"...When I'm gone and at my grave you stand/ Just say God called home your ramblin' man" -- Luke the Drifter.
Sometimes when my friends and I ask others about their experience with church, what we are really saying is "Tell us how bad church screwed up your life like it screwed up ours." It's hard for us to conceive of someone making it to this side of a lifetime in pews and Christian Camps without having at least the hint of a nervous tick jerking through their bodies.

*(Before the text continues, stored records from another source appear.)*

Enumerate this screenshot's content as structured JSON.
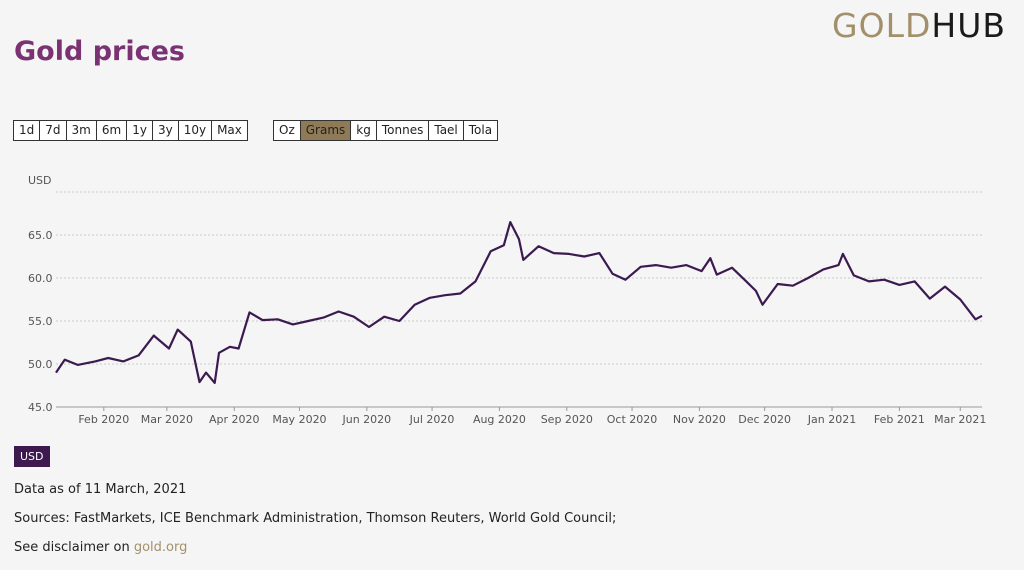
{
  "header": {
    "title": "Gold prices",
    "logo_gold": "GOLD",
    "logo_hub": "HUB"
  },
  "range_buttons": [
    "1d",
    "7d",
    "3m",
    "6m",
    "1y",
    "3y",
    "10y",
    "Max"
  ],
  "unit_buttons": [
    "Oz",
    "Grams",
    "kg",
    "Tonnes",
    "Tael",
    "Tola"
  ],
  "active_unit": "Grams",
  "currency_badge": "USD",
  "footer": {
    "data_as_of": "Data as of 11 March, 2021",
    "sources": "Sources: FastMarkets, ICE Benchmark Administration, Thomson Reuters, World Gold Council;",
    "disclaimer_prefix": "See disclaimer on ",
    "disclaimer_link": "gold.org"
  },
  "colors": {
    "line": "#3b1a4f",
    "title": "#7a3273",
    "active_button": "#8f7a57",
    "badge": "#3d1950",
    "logo_gold": "#a3906a"
  },
  "chart_data": {
    "type": "line",
    "ylabel": "USD",
    "ylim": [
      45,
      70
    ],
    "yticks": [
      45.0,
      50.0,
      55.0,
      60.0,
      65.0
    ],
    "grid": true,
    "x_tick_labels": [
      "Feb 2020",
      "Mar 2020",
      "Apr 2020",
      "May 2020",
      "Jun 2020",
      "Jul 2020",
      "Aug 2020",
      "Sep 2020",
      "Oct 2020",
      "Nov 2020",
      "Dec 2020",
      "Jan 2021",
      "Feb 2021",
      "Mar 2021"
    ],
    "xlim": [
      "2020-01-10",
      "2021-03-11"
    ],
    "series": [
      {
        "x": [
          "2020-01-10",
          "2020-01-14",
          "2020-01-20",
          "2020-01-28",
          "2020-02-03",
          "2020-02-10",
          "2020-02-17",
          "2020-02-24",
          "2020-03-02",
          "2020-03-06",
          "2020-03-12",
          "2020-03-16",
          "2020-03-19",
          "2020-03-23",
          "2020-03-25",
          "2020-03-30",
          "2020-04-03",
          "2020-04-08",
          "2020-04-14",
          "2020-04-21",
          "2020-04-28",
          "2020-05-05",
          "2020-05-12",
          "2020-05-19",
          "2020-05-26",
          "2020-06-02",
          "2020-06-09",
          "2020-06-16",
          "2020-06-23",
          "2020-06-30",
          "2020-07-07",
          "2020-07-14",
          "2020-07-21",
          "2020-07-28",
          "2020-08-03",
          "2020-08-06",
          "2020-08-10",
          "2020-08-12",
          "2020-08-19",
          "2020-08-26",
          "2020-09-02",
          "2020-09-09",
          "2020-09-16",
          "2020-09-22",
          "2020-09-28",
          "2020-10-05",
          "2020-10-12",
          "2020-10-19",
          "2020-10-26",
          "2020-11-02",
          "2020-11-06",
          "2020-11-09",
          "2020-11-16",
          "2020-11-23",
          "2020-11-27",
          "2020-11-30",
          "2020-12-07",
          "2020-12-14",
          "2020-12-21",
          "2020-12-28",
          "2021-01-04",
          "2021-01-06",
          "2021-01-11",
          "2021-01-18",
          "2021-01-25",
          "2021-02-01",
          "2021-02-08",
          "2021-02-15",
          "2021-02-22",
          "2021-03-01",
          "2021-03-08",
          "2021-03-11"
        ],
        "y": [
          49.0,
          50.5,
          49.9,
          50.3,
          50.7,
          50.3,
          51.0,
          53.3,
          51.8,
          54.0,
          52.6,
          47.9,
          49.0,
          47.8,
          51.3,
          52.0,
          51.8,
          56.0,
          55.1,
          55.2,
          54.6,
          55.0,
          55.4,
          56.1,
          55.5,
          54.3,
          55.5,
          55.0,
          56.9,
          57.7,
          58.0,
          58.2,
          59.6,
          63.1,
          63.8,
          66.5,
          64.5,
          62.1,
          63.7,
          62.9,
          62.8,
          62.5,
          62.9,
          60.5,
          59.8,
          61.3,
          61.5,
          61.2,
          61.5,
          60.8,
          62.3,
          60.4,
          61.2,
          59.5,
          58.5,
          56.9,
          59.3,
          59.1,
          60.0,
          61.0,
          61.5,
          62.8,
          60.3,
          59.6,
          59.8,
          59.2,
          59.6,
          57.6,
          59.0,
          57.5,
          55.2,
          55.6
        ]
      }
    ]
  }
}
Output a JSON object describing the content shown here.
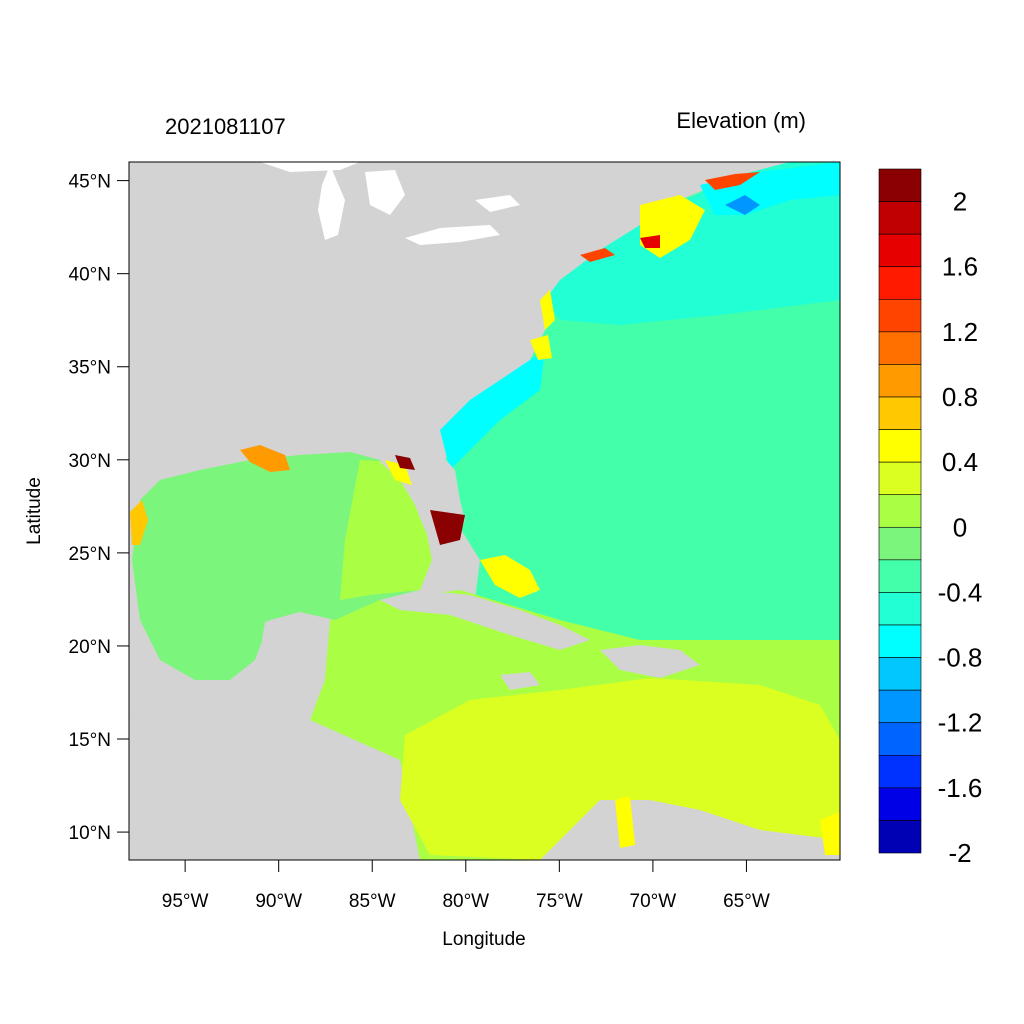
{
  "map": {
    "timestamp": "2021081107",
    "variable_title": "Elevation (m)",
    "x_axis_label": "Longitude",
    "y_axis_label": "Latitude",
    "lon_range": [
      -98,
      -60
    ],
    "lat_range": [
      8.5,
      46
    ],
    "lon_ticks": [
      "95°W",
      "90°W",
      "85°W",
      "80°W",
      "75°W",
      "70°W",
      "65°W"
    ],
    "lat_ticks": [
      "45°N",
      "40°N",
      "35°N",
      "30°N",
      "25°N",
      "20°N",
      "15°N",
      "10°N"
    ],
    "land_color": "#d3d3d3",
    "water_body_color": "#ffffff"
  },
  "colorbar": {
    "labels": [
      "2",
      "1.6",
      "1.2",
      "0.8",
      "0.4",
      "0",
      "-0.4",
      "-0.8",
      "-1.2",
      "-1.6",
      "-2"
    ],
    "colors": [
      "#8b0000",
      "#c00000",
      "#e60000",
      "#ff1a00",
      "#ff4400",
      "#ff7000",
      "#ff9a00",
      "#ffc800",
      "#ffff00",
      "#dcff22",
      "#aaff44",
      "#7cf57c",
      "#44ffaa",
      "#22ffd4",
      "#00ffff",
      "#00c8ff",
      "#0096ff",
      "#0064ff",
      "#0032ff",
      "#0000e6",
      "#0000b4"
    ]
  }
}
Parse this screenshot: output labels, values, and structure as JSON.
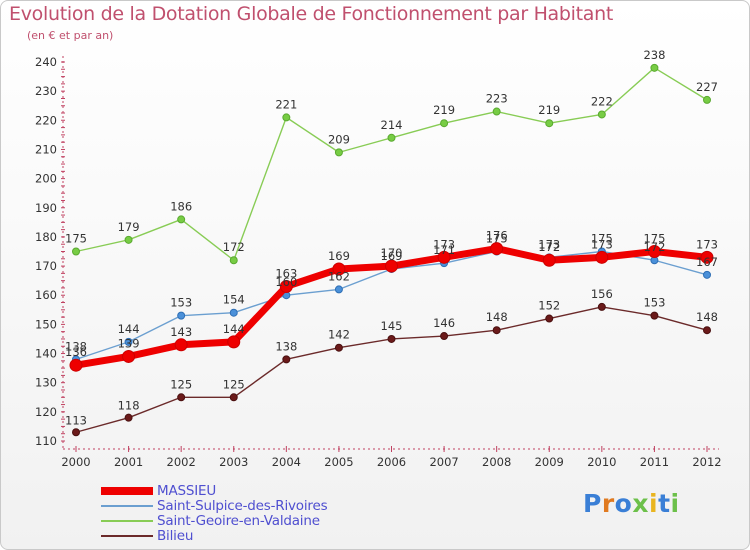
{
  "title": "Evolution de la Dotation Globale de Fonctionnement par Habitant",
  "subtitle": "(en € et par an)",
  "logo": {
    "text": "Proxiti",
    "letters": [
      "P",
      "r",
      "o",
      "x",
      "i",
      "t",
      "i"
    ],
    "colors": [
      "#3a7fd6",
      "#e07a20",
      "#3a7fd6",
      "#6cc04a",
      "#e9b520",
      "#3a7fd6",
      "#6cc04a"
    ]
  },
  "chart_data": {
    "type": "line",
    "title": "Evolution de la Dotation Globale de Fonctionnement par Habitant",
    "subtitle": "(en € et par an)",
    "x": [
      "2000",
      "2001",
      "2002",
      "2003",
      "2004",
      "2005",
      "2006",
      "2007",
      "2008",
      "2009",
      "2010",
      "2011",
      "2012"
    ],
    "ylim": [
      110,
      240
    ],
    "yticks": [
      "110",
      "120",
      "130",
      "140",
      "150",
      "160",
      "170",
      "180",
      "190",
      "200",
      "210",
      "220",
      "230",
      "240"
    ],
    "grid": false,
    "legend_position": "bottom-left",
    "series": [
      {
        "name": "MASSIEU",
        "color": "#ee0000",
        "values": [
          136,
          139,
          143,
          144,
          163,
          169,
          170,
          173,
          176,
          172,
          173,
          175,
          173
        ],
        "labels": [
          "136",
          "139",
          "143",
          "144",
          "163",
          "169",
          "170",
          "173",
          "176",
          "172",
          "173",
          "175",
          "173"
        ]
      },
      {
        "name": "Saint-Sulpice-des-Rivoires",
        "color": "#6b9fd0",
        "values": [
          138,
          144,
          153,
          154,
          160,
          162,
          169,
          171,
          175,
          173,
          175,
          172,
          167
        ],
        "labels": [
          "138",
          "144",
          "153",
          "154",
          "160",
          "162",
          "169",
          "171",
          "175",
          "173",
          "175",
          "172",
          "167"
        ]
      },
      {
        "name": "Saint-Geoire-en-Valdaine",
        "color": "#88cc55",
        "values": [
          175,
          179,
          186,
          172,
          221,
          209,
          214,
          219,
          223,
          219,
          222,
          238,
          227
        ],
        "labels": [
          "175",
          "179",
          "186",
          "172",
          "221",
          "209",
          "214",
          "219",
          "223",
          "219",
          "222",
          "238",
          "227"
        ]
      },
      {
        "name": "Bilieu",
        "color": "#6b2a2a",
        "values": [
          113,
          118,
          125,
          125,
          138,
          142,
          145,
          146,
          148,
          152,
          156,
          153,
          148
        ],
        "labels": [
          "113",
          "118",
          "125",
          "125",
          "138",
          "142",
          "145",
          "146",
          "148",
          "152",
          "156",
          "153",
          "148"
        ]
      }
    ]
  }
}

Luckily, though, I often encounter those for whom church was the best thing that ever happened to them. And these are also normal and well adjusted people, not the freaks we expect them to be. There are churches out there that want you to be transformed into a person that looks an awful lot like Christ, but who don't require you to already be walking on water before you enter the doors.
I think this is what we want from a church. In some way we have experienced God, which has left us with the suspicion that we are not what we should be. We want to be with a group of people who will help us become the new creatures that Paul says we are. But we want to be the same person everywhere we go, and when we carry our "outside of church" persona into the four walls, we still want to be taken in. Many of us learned early on to become someone different when we walked through the doors-- and that has made us angry.
Yet we also want the opposite to be true. We've been bathed in the great Truth of the ages, and it would be nice if we could carry that out with us.
In 1985 George Jones released Who's Gonna Fill Their Shoes?, a classic lament to the fading away of traditional country music in the 70's and 80's. The song is a virtual walk through a museum, mentioning the names of Jones' musical heroes. Toward the end he makes this proclamation: "You know, the heart of country music still beats in Luke the Drifter. You can tell it when he sang I Saw the Light."
Luke the Drifter didn't sing I Saw the Light, Hank Williams did.
Early in his career Hank Williams wrote a series of improvised "talking songs." (Country roots of hip/hop, anyone?) They were, in essence, the blues. He recorded these songs under the name of his alter ego, Luke the Drifter. Some have suggested Luke the Drifter was the yin to Williams' yang. The common thought is that Luke was the preacher to Williams, the sinner.
When I listen to the dozen or so Luke the Drifter Songs I hear the voice of one who knows full well, and perhaps dwells a little too much, on the depravity of humanity. Yet it's someone who spent his life preaching to the choir.
I Saw the Light was recorded under the name "Hank Williams" the sinner, not "Luke the Drifter", the preacher.
George Jones pulled Luke the Drifter out of the pews, introduced him to Hank Williams, and made them both dance in the streets at the Joy of Seeing the Light.
I'm happy there are churches like Dayspring, Calvary, Lake Shore, UBC, along with others in this town that are refusing to let each of their children be two people at once. They are insisting we be who we are, with a constant eye to who we should be.